Le certificat d’urbanisme nº2 pour limiter les frais

Avant de s’engager dans des démarches onéreuses (architecte, administration), il est possible d’introduire par soi-même un certificat d’urbanisme numéro 2. « En pratique, on demande un accord sur un avant-projet plus ou moins détaillé. Les données disponibles sont examinées de la même manière qu’une demande de permis (avis sollicités, enquête publique). Ce certificat permet d’avoir un avis engageant des différentes administrations valable 2 ans ou, dans le cas contraire, évite des dépenses inutiles et oriente sur le cap à poursuivre ».

En bref

Pour conclure, les orateurs rappellent les quelques conseils utiles lorsqu’on se lance dans des projets de reconversion des bâtiments. « En bref, il s’agit tout d’abord de démontrer que l’affectation agricole n’est plus possible et de s’engager dans une démarche positive, contribuant à une gestion parcimonieuse et à la préservation du patrimoine. Il faut veiller à adapter le projet aux caractéristiques du bâtiment et de l’endroit. », dit Cédric Harmant.
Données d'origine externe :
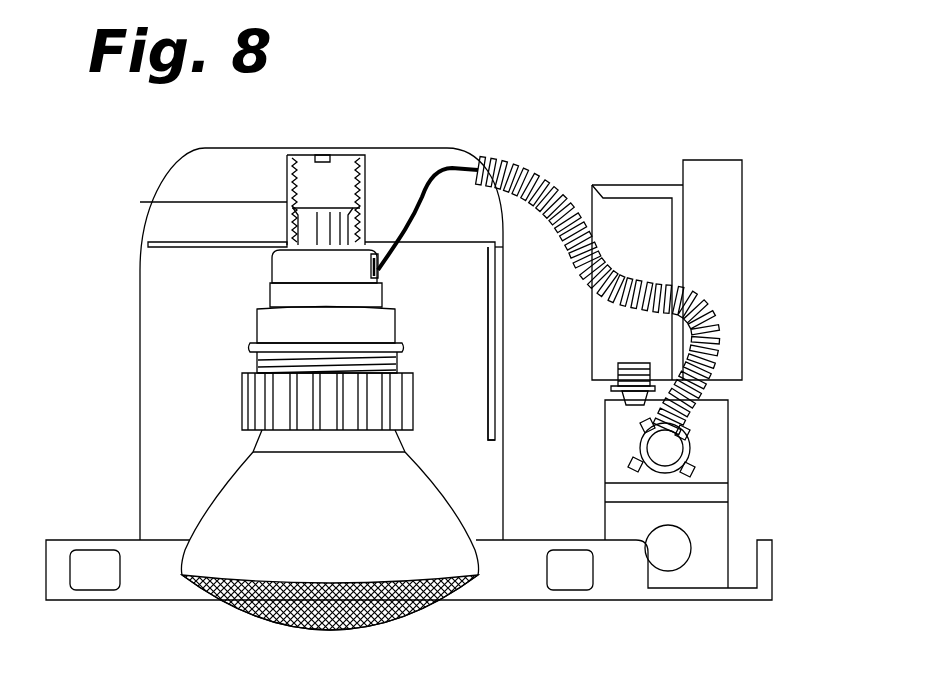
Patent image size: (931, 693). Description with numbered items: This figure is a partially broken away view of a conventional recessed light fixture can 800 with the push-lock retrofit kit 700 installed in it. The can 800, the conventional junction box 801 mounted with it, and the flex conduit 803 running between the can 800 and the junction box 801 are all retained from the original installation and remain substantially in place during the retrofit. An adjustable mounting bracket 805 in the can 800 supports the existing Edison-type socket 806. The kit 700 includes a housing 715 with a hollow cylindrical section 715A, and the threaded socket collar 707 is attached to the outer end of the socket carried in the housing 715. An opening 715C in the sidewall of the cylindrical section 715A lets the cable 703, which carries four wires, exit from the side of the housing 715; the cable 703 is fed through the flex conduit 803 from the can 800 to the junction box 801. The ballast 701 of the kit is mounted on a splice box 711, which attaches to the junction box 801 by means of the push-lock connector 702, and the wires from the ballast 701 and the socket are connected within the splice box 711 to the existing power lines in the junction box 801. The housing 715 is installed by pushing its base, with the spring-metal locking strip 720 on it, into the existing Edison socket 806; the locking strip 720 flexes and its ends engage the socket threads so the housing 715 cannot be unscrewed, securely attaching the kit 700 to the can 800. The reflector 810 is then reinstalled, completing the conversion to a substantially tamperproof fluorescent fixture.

The kit 700 is at (547, 85).
The ballast 701 is at (715, 272).
The push-lock connector 702 is at (612, 372).
The cable 703 is at (477, 170).
The threaded socket collar 707 is at (327, 332).
The splice box 711 is at (650, 203).
The housing 715 is at (230, 267).
The hollow cylindrical section 715A is at (328, 273).
The opening 715C is at (378, 273).
The locking strip 720 is at (330, 208).
The light fixture can 800 is at (140, 462).
The junction box 801 is at (710, 463).
The flex conduit 803 is at (552, 196).
The adjustable mounting bracket 805 is at (490, 403).
The Edison-type socket 806 is at (287, 203).
The reflector 810 is at (272, 545).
« Il faut donc d’abord être certain de savoir où l’on se situe et ce qu’on peut y faire. Si on est agriculteur, en zone agricole, on peut envisager une diversification. Si ce n’est pas le cas, ou si le projet n’est pas conforme à la zone, reste à voir s’il ne met pas à mal la pratique de l’agriculture ».

« Dans un premier temps, nous ne pouvons que vous conseiller d’aller voir la commune pour avoir une idée du cap à suivre et de ce qui est envisageable même s’il ne faut jamais ce fier à un accord de départ car il y a tout une série d’éléments qui peuvent influer par la suite sur la décision finale ».